Crime flows along iconic Central Ave.
Area around street saw 36 percent of the city’s murders, 31 percent of the carjackings
Parts of Albuquerque’s most iconic street are also some of the most dangerous places in the city.
A recent study by the Albuquerque Innovation Team, or ABQ i-team, on crime concentration in Albuquerque found Central Avenue and the streets and alleys that surround it had the highest concentration of crime from 2014 through 2016.
Nearly 20 percent of robberies of individuals and 10 percent of the city’s carjackings and commercial robberies occurred there.
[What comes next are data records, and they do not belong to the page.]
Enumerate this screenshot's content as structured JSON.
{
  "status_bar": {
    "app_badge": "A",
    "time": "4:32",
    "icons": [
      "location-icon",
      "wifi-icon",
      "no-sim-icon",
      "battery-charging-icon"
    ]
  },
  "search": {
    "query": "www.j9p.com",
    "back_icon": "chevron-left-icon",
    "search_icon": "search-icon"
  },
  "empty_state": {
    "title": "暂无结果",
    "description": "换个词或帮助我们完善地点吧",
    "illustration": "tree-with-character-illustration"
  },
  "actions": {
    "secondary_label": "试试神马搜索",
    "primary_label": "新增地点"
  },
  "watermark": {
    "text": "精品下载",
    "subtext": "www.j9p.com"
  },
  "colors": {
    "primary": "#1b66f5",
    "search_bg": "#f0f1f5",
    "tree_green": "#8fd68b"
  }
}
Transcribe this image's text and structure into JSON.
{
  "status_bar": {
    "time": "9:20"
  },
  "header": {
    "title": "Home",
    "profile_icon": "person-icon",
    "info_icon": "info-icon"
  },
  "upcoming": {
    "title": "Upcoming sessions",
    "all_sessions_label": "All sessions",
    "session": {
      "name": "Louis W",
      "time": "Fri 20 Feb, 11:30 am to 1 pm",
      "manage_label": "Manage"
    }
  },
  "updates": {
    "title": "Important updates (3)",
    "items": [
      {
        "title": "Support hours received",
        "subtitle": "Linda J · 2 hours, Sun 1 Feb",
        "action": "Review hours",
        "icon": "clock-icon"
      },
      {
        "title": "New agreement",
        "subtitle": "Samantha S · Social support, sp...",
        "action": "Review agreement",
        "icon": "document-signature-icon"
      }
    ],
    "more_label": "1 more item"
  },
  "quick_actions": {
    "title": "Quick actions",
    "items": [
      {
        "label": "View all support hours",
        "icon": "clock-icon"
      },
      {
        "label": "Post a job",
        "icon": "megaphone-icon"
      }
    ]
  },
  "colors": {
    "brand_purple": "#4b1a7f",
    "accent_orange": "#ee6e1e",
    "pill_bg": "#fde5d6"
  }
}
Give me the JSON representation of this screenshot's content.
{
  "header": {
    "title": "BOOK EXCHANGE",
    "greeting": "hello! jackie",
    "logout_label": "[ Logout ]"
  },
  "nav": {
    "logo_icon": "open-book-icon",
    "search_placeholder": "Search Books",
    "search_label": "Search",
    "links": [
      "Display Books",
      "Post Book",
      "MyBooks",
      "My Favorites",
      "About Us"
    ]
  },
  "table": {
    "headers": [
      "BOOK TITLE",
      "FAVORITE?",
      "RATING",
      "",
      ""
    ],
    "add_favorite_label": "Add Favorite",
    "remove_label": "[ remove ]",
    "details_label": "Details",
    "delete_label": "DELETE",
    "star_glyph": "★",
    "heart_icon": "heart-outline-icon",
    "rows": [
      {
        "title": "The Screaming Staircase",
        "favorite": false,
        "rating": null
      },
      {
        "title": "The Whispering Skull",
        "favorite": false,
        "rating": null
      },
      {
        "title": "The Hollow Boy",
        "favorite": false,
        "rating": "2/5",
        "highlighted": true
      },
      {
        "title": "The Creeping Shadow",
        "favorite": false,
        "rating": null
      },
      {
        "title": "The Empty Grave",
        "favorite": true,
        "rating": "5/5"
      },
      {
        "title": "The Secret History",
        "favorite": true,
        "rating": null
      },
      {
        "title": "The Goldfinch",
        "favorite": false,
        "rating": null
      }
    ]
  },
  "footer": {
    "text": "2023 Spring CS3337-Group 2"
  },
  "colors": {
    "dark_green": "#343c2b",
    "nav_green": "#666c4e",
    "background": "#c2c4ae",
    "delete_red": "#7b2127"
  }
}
“If you take that Central data ... and sliced it up, you are going to find very safe neighborhoods. You are going to find blighted areas that are very high in crime,” Mayor Richard Berry said in an interview Wednesday with Journal reporters and editors. “We’re being very intentional about how we look at Central Avenue.”
If you include the area a half mile north and south of Central, the picture is even more grim.
That area was where 36 percent of the city’s murders, 52 percent of the nonfatal shootings with injuries, 31 percent of the carjackings and 45 percent of the robberies of individuals happened between 2014 to 2016, according to the study.
The stretch of land is less than 16 square miles and makes up about 8.4 percent of the city’s total land, according to the ABQ i-team’s study.
The report found five clusters where the most crime occurred in the city — and Central Avenue ran through four of those clusters.
Berry said he plans to use various strategies to address the parts of the city with high crime rates during his last few months as mayor. He said, for example, that the crime data will be used as the city starts several public safety lighting projects.
One of the lighting projects will be along Central Avenue, where the $119million Albuquerque Rapid Transit project is underway. The mayor pointed out that each new ART bus will have more than a dozen cameras, and each bus stop will have lighting and cameras.
ART is designed to turn much of Central into a mass transportation corridor that quickly transports tourists, residents and commuters and attracts new development. Public safety is a key element to its success.
Scott Darnell, the director of ABQ i-team, said that the parts of the city that are seeing a disproportionate amount of crime have historically had higher crime rates than the rest of the city. But, he said, crime has been increasing significantly in recent years.
“The analysis of crime helps make a big problem smaller and seemingly unmanageable one much more manageable,” he said.